In CLL, some B-cell, T-cell non-Hodgkin’s lymphomas, and leukemia,
plasma levels of soluble HLA-G are increased. Soluble HLA-G serum and
plasma levels have been useful markers for the prediction of some of
these malignancies.[57]
A population-based study showed that protein expression of HLA-G by HRS
cells is common at primary cHL diagnosis and that this expression is
associated with lack of EBV and absence of cell surface expression of
MHC Ia on HRS cells. The consequence of HLA-G expression or sHLA-G is
an escape from T and NK cell-mediated recognition. Thus, alterations of
non-classical and classical HLA class I antigens and components of the
antigen-processing pathway provide tumour cells with different
mechanisms to inactivate immune responses resulting in tumour growth
and evasion from host immune surveillance.[7]
sCD163.
Recently, an increasing interest has been focused on the amount of
CD68+ tumor associated macrophages (TAM) infiltration.44 The amount of
TAM is strongly associated with shortened survival in cHL, correlated
with likelihood of relapse after autologous stem cell transplantation
and outperformed the current International Prognostic Score (IPS) for
disease-specific survival.[44]
The functional characterization of TAM is still to be performed and,
possibly, differences in survival among patients could be explained by
the macrophages M1/M2 binary on which these cells differentiate, or by
the histological signature of myeloid derived immunosuppression.
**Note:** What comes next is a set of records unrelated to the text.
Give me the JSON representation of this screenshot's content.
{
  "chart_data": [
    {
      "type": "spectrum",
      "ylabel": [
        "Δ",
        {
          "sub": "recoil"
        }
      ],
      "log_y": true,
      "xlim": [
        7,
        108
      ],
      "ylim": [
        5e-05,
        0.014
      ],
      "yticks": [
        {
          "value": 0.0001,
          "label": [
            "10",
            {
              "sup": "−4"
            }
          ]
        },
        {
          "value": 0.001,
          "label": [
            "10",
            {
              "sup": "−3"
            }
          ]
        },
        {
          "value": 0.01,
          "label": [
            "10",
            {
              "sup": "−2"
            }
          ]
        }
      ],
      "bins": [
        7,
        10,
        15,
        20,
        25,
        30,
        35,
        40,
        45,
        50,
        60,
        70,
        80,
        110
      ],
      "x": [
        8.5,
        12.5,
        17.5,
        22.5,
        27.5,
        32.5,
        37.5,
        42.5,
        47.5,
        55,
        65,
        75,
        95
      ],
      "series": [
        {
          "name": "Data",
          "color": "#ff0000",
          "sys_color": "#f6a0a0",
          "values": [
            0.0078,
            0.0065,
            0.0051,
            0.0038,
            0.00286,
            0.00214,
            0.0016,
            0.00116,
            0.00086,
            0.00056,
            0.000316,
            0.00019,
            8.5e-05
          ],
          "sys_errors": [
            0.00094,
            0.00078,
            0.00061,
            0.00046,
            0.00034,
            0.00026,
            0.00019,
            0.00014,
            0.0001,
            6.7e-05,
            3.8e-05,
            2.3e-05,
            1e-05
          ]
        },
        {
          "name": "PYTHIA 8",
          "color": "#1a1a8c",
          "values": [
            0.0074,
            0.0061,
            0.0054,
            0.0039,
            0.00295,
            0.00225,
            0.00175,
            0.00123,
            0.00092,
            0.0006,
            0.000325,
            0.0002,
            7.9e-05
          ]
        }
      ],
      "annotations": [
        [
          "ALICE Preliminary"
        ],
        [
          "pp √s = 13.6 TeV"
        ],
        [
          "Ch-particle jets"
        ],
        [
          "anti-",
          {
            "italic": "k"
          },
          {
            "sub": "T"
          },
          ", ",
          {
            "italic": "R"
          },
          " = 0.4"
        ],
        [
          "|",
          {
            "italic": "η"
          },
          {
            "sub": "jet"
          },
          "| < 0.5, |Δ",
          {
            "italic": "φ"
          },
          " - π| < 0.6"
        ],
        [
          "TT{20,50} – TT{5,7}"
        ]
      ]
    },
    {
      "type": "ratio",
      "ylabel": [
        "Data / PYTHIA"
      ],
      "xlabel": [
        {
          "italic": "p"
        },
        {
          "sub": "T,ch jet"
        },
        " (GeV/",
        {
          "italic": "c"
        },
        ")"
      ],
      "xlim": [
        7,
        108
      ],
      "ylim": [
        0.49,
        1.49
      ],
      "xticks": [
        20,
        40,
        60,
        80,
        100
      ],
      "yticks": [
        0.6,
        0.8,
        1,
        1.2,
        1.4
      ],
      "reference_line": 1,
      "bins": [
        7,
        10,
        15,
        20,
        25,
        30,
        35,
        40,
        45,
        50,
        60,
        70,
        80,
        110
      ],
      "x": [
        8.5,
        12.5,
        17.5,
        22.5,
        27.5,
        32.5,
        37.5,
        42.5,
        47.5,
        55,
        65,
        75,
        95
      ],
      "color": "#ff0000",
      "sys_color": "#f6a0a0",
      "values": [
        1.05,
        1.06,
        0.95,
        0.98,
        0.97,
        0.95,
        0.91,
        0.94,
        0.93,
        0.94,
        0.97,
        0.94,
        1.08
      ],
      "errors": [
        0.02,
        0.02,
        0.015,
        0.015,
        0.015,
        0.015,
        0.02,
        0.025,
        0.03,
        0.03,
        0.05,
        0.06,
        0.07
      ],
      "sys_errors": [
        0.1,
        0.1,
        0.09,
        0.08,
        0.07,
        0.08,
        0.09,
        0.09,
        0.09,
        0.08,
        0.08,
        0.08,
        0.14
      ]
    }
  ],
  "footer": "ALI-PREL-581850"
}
Increasing evidences in mammary tumor model suggests that the most
immunosuppressive activity is played by TAM derived from circulating
MDSC, but it is still an open question.
The antigen CD163 is physiologically expressed on the macrophage
surface, and it is currently investigated as an additional marker of
macrophage infiltration in HL microenvironment, since the lack of
reproducibility of CD68 staining. An increased infiltration of
CD163/CD68 (M2 macrophages) was associated to poor outcome, with a rise
in treatment-related deaths and poor event-free survival,
disease-specific survival and overall survival.[58]
Recently, the circulating fraction of CD163 in serum (s-CD163) has been
evaluated in patients at diagnosis and relapse, showing not being
inferior to TARC to identify patients with poor outcome.[59]
Conclusions
Despite high initial cure rate, almost 20% of cHL patients fails front
line therapy and have a median overall survival less than three years.
Increasing evidences suggest that failure to conventional therapy is
not only due to the intrinsic resistance of HRS cell but accessory
cells and the so called microenvironment play an important role. The
network and the relationship between the HRS and accessory cells are
not fully elucidated, but several studies have highlighted new pathways
that currently are under investigation as prognostic markers, including
HLA-G, s-CD163 and MDSC. In addition, new immunological target are
emerging in cHL microenvironment, including NK, NKT and MDSC that in
the future could be treated with specific drugs. Actually, the
introduction of targeted immunotherapy has induced an increasing
interest about the prognostic implication of the microenvironment and
its manipulation with drugs able to elicit an immune response.